I did my best, but the air had gone out of me. His fingers were covered by a jumble of numerical tattoos, testifying to a life spent in Soviet prisons. “Yes, I’ve been to jail,” he said, noticing my gaze, “but not for thieving or killing. I’m an honest man. You don’t believe me?”

“I believe you,” I whispered.

“Any enemy of yours in Svanï City is an enemy of mine,” the man said. “What did I tell you about my mother?”

“That she’s my mother also,” I stammered. I could feel fat bloody pain in my right hand, and the world tilted toward the left, as if to compensate. If I was going to die, I wanted my Rouenna near me.

“My mother…no, our mother is in the hospital—” the man started.

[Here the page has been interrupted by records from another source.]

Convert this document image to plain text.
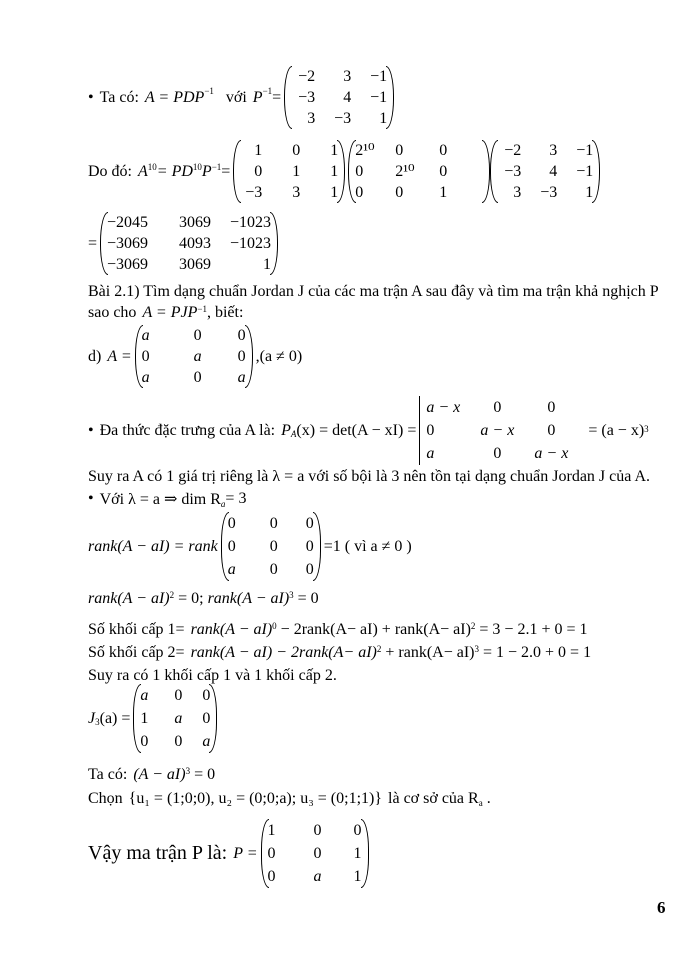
• Ta có: $A = PDP^{-1}$ với $P^{-1}$ =
−2	3	−1
−3	4	−1
3	−3	1
Do đó: $A^{10} = PD^{10}$ $P^{-1}$ =
1	0	1
0	1	1
−3	3	1
2¹⁰	0	0
0	2¹⁰	0
0	0	1
−2	3	−1
−3	4	−1
3	−3	1
=
−2045	3069	−1023
−3069	4093	−1023
−3069	3069	1
Bài 2.1) Tìm dạng chuẩn Jordan J của các ma trận A sau đây và tìm ma trận khả nghịch P
sao cho $A = PJP^{-1}$ , biết:
d) A =
a	0	0
0	a	0
a	0	a
,(a ≠ 0)
• Đa thức đặc trưng của A là: $P_A$ (x) = det(A − xI) =
a − x	0	0
0	a − x	0
a	0	a − x
= (a − x) 3
Suy ra A có 1 giá trị riêng là λ = a với số bội là 3 nên tồn tại dạng chuẩn Jordan J của A.
• Với λ = a ⇒ dim $R_a = 3$
rank(A − aI) = rank
0	0	0
0	0	0
a	0	0
=1 ( vì a ≠ 0 )
rank(A − aI)$^2$ = 0; rank(A − aI)$^3$ = 0
Số khối cấp 1= rank(A − aI)$^0$ − 2rank(A− aI) + rank(A− aI)$^2$ = 3 − 2.1 + 0 = 1
Số khối cấp 2= rank(A − aI) − 2rank(A− aI)$^2$ + rank(A− aI)$^3$ = 1 − 2.0 + 0 = 1
Suy ra có 1 khối cấp 1 và 1 khối cấp 2.
$J_3$ (a) =
a	0	0
1	a	0
0	0	a
Ta có: (A − aI)$^3$ = 0
Chọn {u₁ = (1;0;0), u₂ = (0;0;a); u₃ = (0;1;1)} là cơ sở của $R_a$ .
Vậy ma trận P là: P =
1	0	0
0	0	1
0	a	1
6
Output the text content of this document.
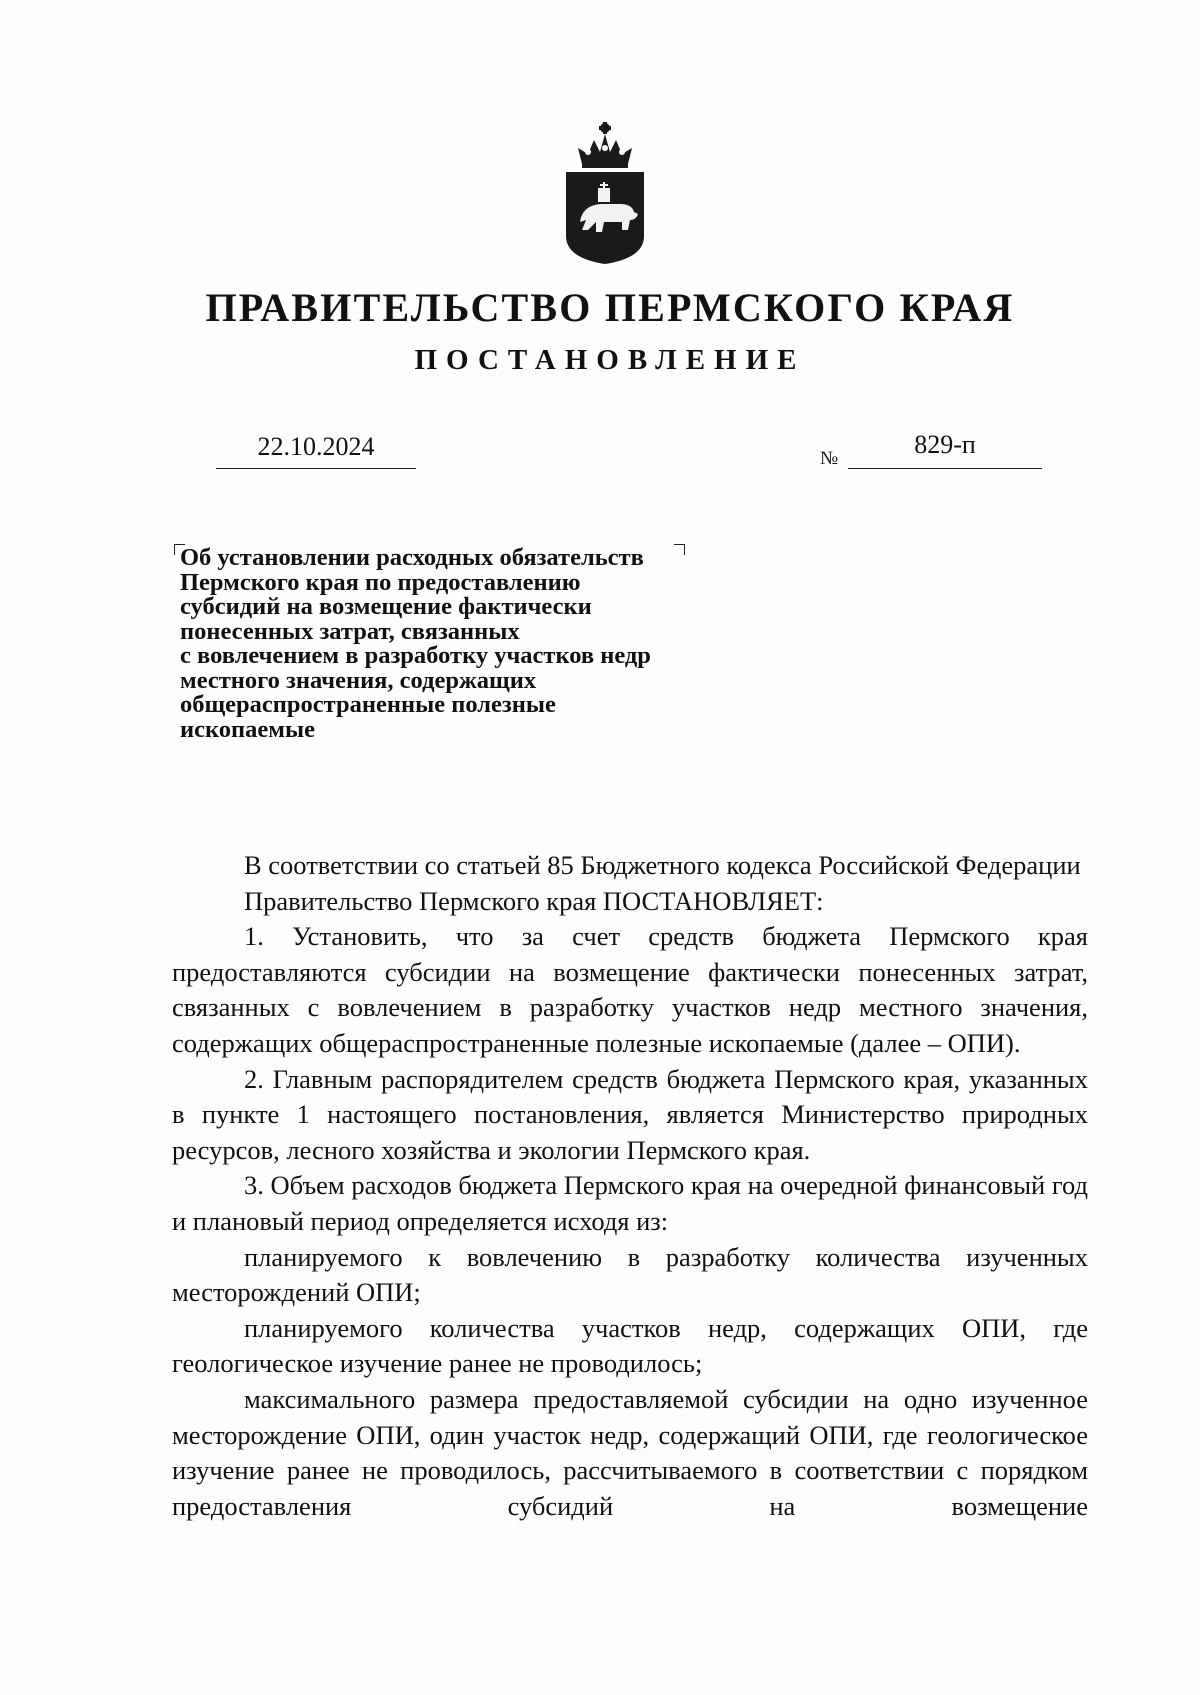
ПРАВИТЕЛЬСТВО ПЕРМСКОГО КРАЯ
ПОСТАНОВЛЕНИЕ
22.10.2024	№	829-п
Об установлении расходных обязательств
Пермского края по предоставлению
субсидий на возмещение фактически
понесенных затрат, связанных
с вовлечением в разработку участков недр
местного значения, содержащих
общераспространенные полезные
ископаемые

В соответствии со статьей 85 Бюджетного кодекса Российской Федерации

Правительство Пермского края ПОСТАНОВЛЯЕТ:

1. Установить, что за счет средств бюджета Пермского края предоставляются субсидии на возмещение фактически понесенных затрат, связанных с вовлечением в разработку участков недр местного значения, содержащих общераспространенные полезные ископаемые (далее – ОПИ).

2. Главным распорядителем средств бюджета Пермского края, указанных в пункте 1 настоящего постановления, является Министерство природных ресурсов, лесного хозяйства и экологии Пермского края.

3. Объем расходов бюджета Пермского края на очередной финансовый год и плановый период определяется исходя из:

планируемого к вовлечению в разработку количества изученных месторождений ОПИ;

планируемого количества участков недр, содержащих ОПИ, где геологическое изучение ранее не проводилось;

максимального размера предоставляемой субсидии на одно изученное месторождение ОПИ, один участок недр, содержащий ОПИ, где геологическое изучение ранее не проводилось, рассчитываемого в соответствии с порядком предоставления субсидий на возмещение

“What do you want?” I whispered.

“Just hear me out,” the man said. “I could have done wrong by you. I could have called my friends who are waiting around the corner with their kinjals. Just like this one.” He turned his torso to let me see the glint of the short Caucasian dagger glowing dully in its wilted leather scabbard. “But I didn’t.”

“I’m the Sevo Minister of Multicultural Affairs,” I sobbed, feeling the weight of humiliation settle around my shoulders, cloaking me as it had never done before. “I run a children’s charity called Misha’s Children. Won’t you please let go of my hand?”

“Our mother is in the hospital,” the man repeated, tightening the grip around my big, squishy hand as my vision turned a new shade of purple. “Are you so heartless that you won’t help her? Do I really have to take out my kinjal and slice your stomach open?”

“Dear God, no!” I cried. “Here! Here! Take my money! Take whatever you need!”

But in the single opportune moment when he let go of my hand so that it could find my bulging wallet, I felt the fear fall away and the humiliation lift. It wasn’t the money. No, it wasn’t the money at all. But after thirty years with my head on the scaffold, after thirty years of cheering on the executioner, after thirty years of wearing his stifling black hood, one thing was certain: I no longer feared the ax.

“Fuck your mother!” I said. “I hope she dies.”

And then I ran.

I ran with such speed that people, or what remained of people, silently fell away before me, as if I had been expected all along, like mortar rounds and destitution. I collided with burning cars and burning mules, and I felt the smoky air dissipate around me, creating the conditions for my salvation. For I wanted, more than anything, to be saved. To live and also to take vengeance for my life. To shed my weight and to be born anew.